Abstract

AbstractThis paper sets out a research agenda for oral history in/and geography, with a particular focus on emotional historical geographies. With three families' relocation from inner‐city Glasgow to the new town of East Kilbride as the empirical backdrop, I argue that oral history methodology is uniquely well placed to capture both the emotionality and spatiality of historical narratives. Whilst previous reviews across geography and oral history theory have considered important emotional markers such as tone of voice, the expression of feeling and body language, I intervene by focusing on different narrative strategies employed throughout the interview and argue that the geographical remit of an interviewee's memories is inseparable from their emotional brevity. The focus of the paper is therefore threefold. Firstly, I consider the subjective temporalities and spatialities that oral history narrators employ when seeking composure, considering how they might “re‐place” their narratives (and thus themselves) in the interview setting. Secondly, I argue that how interviewees might “re‐place” themselves is inextricable, and as such so is any emotional reading of the interview, from the inter‐subjective relationship produced by such an encounter.
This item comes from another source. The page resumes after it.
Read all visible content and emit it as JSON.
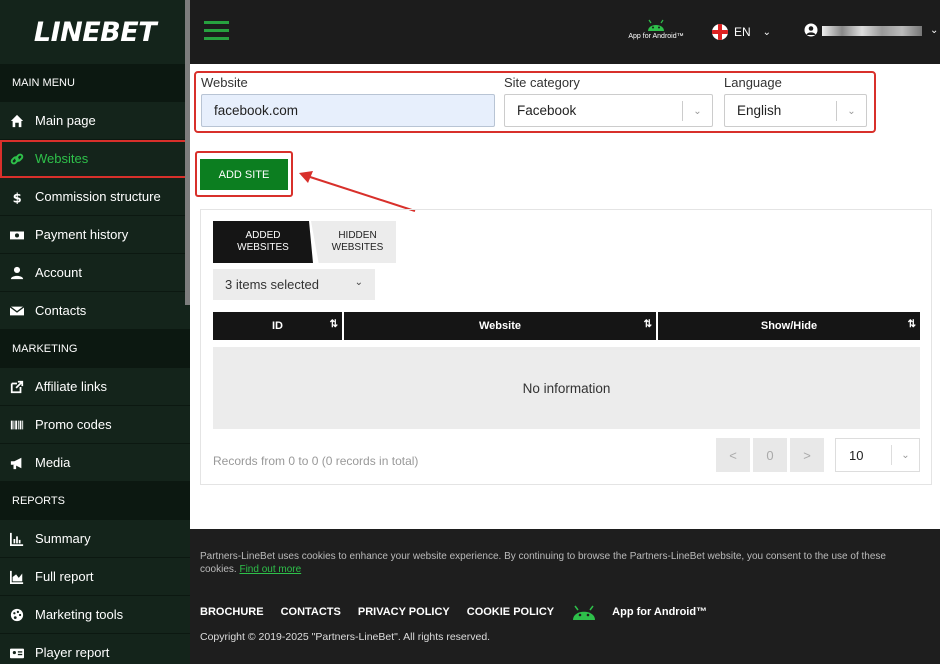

Finally, I explore the implications of this methodology for carefully elaborating on the intersection between the intimate geographies of the home, and geographies of violence. How the interviewees witnessed domestic abuse among their families was moulded by the context of their relocation. Moreover, the inter‐subjective relationship, an analysis of which I argue is crucial to the findings of the paper, was also distinctly moulded by that same family context – as I was conducting these interviews with members of my own family.